Ebenso wie mit der bisherigen Gentechnik seien die Erfolgsversprechen für den Einsatz der „Neuen Gentechnik“ sehr kritisch zu betrachten. Der Einsatz der bisherigen Gentechnik habe weltweit weder die versprochene Reduzierung von Pestiziden noch eine Ertragssteigerung bewirkt. Das zeige sich in Ländern wie Brasilien oder den USA, wo der Pestizideinsatz um das Drei – bis Vierfache anstieg und immer stärkere Gifte zum Einsatz kamen, weil sich Resistenzen dagegen bildeten.
Der Ertrag stagniere ebenfalls, oder sei sogar rückläufig, trotz größerer Aufwendungen wie z.B. mehr Düngemitteln. Die Hoffnungen auf eine schnellere Züchtung von Pflanzen mit höherer Trockenheitsresistenz oder Überschwemmungstoleranz durch Gentechnik hätten sich nicht erfüllt. Herkömmliche Pflanzenzucht führe im Freilandanbau zu besseren Ergebnissen.
Höhere Preise und Abhängigkeiten
Besonders schwierig sei, dass die Bauern wegen eines zu erwartenden sprunghaften Anstiegs bei der Vergabe von Patenten auf gentechnisch veränderte Pflanzen durch höhere Kosten für ihr Saatgut immens belastet würden, aber auch in neue Abhängigkeiten von Saatgutkonzernen gerieten.
Im Frühjahr 2024 stehe in der EU-Kommission die Entscheidung an, sagte Ulmer. Bis dahin müsse von den fast 30 Organisationen, die sich bisher in Bayern und Deutschland zu einem breiten Bündnis zusammengeschlossen haben, alles getan werden, um die Einführung zu verhindern.

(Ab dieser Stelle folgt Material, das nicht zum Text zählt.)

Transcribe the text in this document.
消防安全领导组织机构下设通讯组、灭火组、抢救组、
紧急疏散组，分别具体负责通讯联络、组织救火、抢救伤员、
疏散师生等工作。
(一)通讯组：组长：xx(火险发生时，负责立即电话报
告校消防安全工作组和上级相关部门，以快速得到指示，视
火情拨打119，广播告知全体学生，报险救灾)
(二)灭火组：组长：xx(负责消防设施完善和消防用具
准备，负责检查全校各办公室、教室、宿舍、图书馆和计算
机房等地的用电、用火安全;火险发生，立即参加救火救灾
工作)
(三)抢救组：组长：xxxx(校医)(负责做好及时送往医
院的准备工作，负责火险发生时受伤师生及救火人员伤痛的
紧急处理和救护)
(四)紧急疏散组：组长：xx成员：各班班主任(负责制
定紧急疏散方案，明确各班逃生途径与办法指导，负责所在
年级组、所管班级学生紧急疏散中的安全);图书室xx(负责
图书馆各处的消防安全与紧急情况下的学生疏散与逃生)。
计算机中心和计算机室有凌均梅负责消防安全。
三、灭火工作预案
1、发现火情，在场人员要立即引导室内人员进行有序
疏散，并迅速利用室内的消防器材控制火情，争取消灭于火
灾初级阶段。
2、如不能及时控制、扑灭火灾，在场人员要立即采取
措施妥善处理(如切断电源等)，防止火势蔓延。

In der Diskussion meinte ein Teilnehmer, als erstes müsse die Lebensmittelsicherheit betrachtet werden. Verbraucher müssten das Recht haben zu wissen, wie ihre Lebensmittel erzeugt worden seien. Dr. Josef Heringer, der frühere Leiter der Bayerischen Akademie für Naturschutz und Landschaftspflege, sagte, es solle eine Regelung wie in Neuseeland eingeführt werden, wo es sogar eine eigene Genpolizeiorganisation gebe, die den Einsatz von Agrogentechnik überwacht. Es brauche genügend Widerstand in der Gesellschaft, um die Einführung von Gentechnik zu verhindern. Vor allem die Bauern sollten sich dagegen wehren.
Raphael Röckenwagner vom Maschinenring Traunstein verwies auf die Gefahr neuer Unfreiheiten für die Bauern durch Saatgutpatente und meinte, wir könnten die Freigabe noch verhindern, wenn genügend Leute dagegen aufstehen würden. Hans Glück zeigte sich enttäuscht über die Politik, insbesondere der Grünen auf Bundesebene, von denen er sich mehr Einsatz gegen Dinge wie die NGT erwartet habe. „Wir haben mit den Grünen einen wichtigen vermeintlichen Verbündeten im Kampf gegen die Gentechnik verloren“.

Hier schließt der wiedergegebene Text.